Confirmation of pathogenicity of the MEN1 missense mutations by analysis of protein instability and aberrant splicing
Y. Nagamura1, M. Yamazaki2, S. Shimazu1, K. Sano2, T. Tsukada1 & A. Sakurai2
Multiple endocrine neoplasia type 1 (MEN1) is a relatively rare autosomal dominantly inherited condition characterized by hyperplastic and neoplastic disorders of endocrine organs such as the parathyroid, anterior pituitary and gastroenteropancreatic endocrine tissues. Germline mutation of the causative gene, MEN1, which localizes to human chromosome 11q13 and encodes the 610 amino-acid nuclear protein menin, can be identified in most affected subjects. MEN1 gene mutation analysis is a powerful tool for the early diagnosis of MEN1, but the clinical significance of MEN1 gene mutations is not always obvious. In the case of frameshift mutations, nonsense mutations or large deletions, it is relatively straightforward to consider those lesions as pathogenic. However, when identified mutations are missense mutation or in-frame deletions, molecular diagnosis of MEN1 is not so simple, since the pathogenicity of these mutations is not clear per se. We recently identified previously unreported missense MEN1 gene mutations, c.824G>T and c.1118C>T, from patients with primary hyperparathyroidism, and evaluated for their pathogenicity.

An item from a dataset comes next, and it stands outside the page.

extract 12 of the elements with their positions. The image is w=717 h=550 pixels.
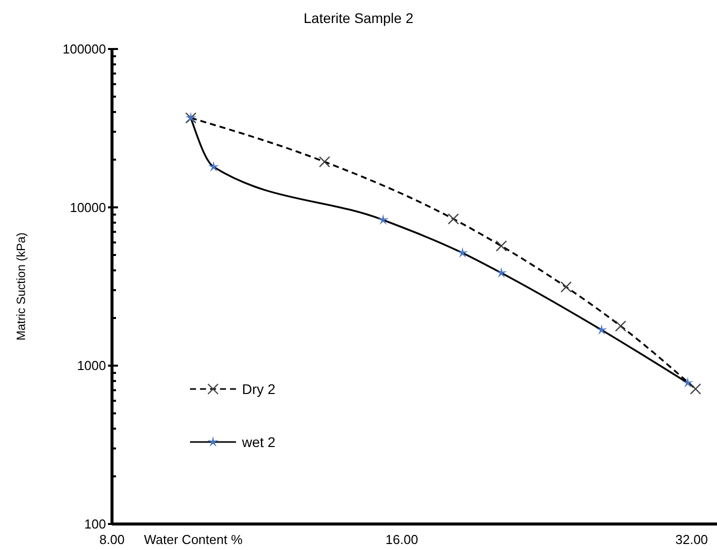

These mutations were predicted to generate putative missense menin proteins, R275M and P373L, respectively. A stability test using a quantitative fluorescent immunohistochemical method (Yaguchi 2004, Shimazu 2011) demonstrated that the P373L mutant is highly unstable, suggesting that this mutation is likely causative for typical MEN1, whereas the stability of the R275M mutant was reduced only slightly. Given that the c.824G>T mutation occurred at an exon-intron junction, this mutation was suspected to act as a splicing mutation rather than a simple missense mutation. Analysis of leukocyte mRNA and minigene experiments indicated that the mutant c.824G>T allele gives rise to abnormally spliced menin mRNA.
We conclude that both mutations are likely causative for typical MEN1. The menin stability test and leukocyte mRNA analysis may be valuable for the initial molecular diagnosis and subsequent management of patients with germline MEN1 mutations, especially in the case of putative missense mutations of ambiguous pathogenicity.
Declaration of interest: The authors declare that there is no conflict of interest that could be perceived as prejudicing the impartiality of the research project.
Funding: This work was supported, however funding details unavailable.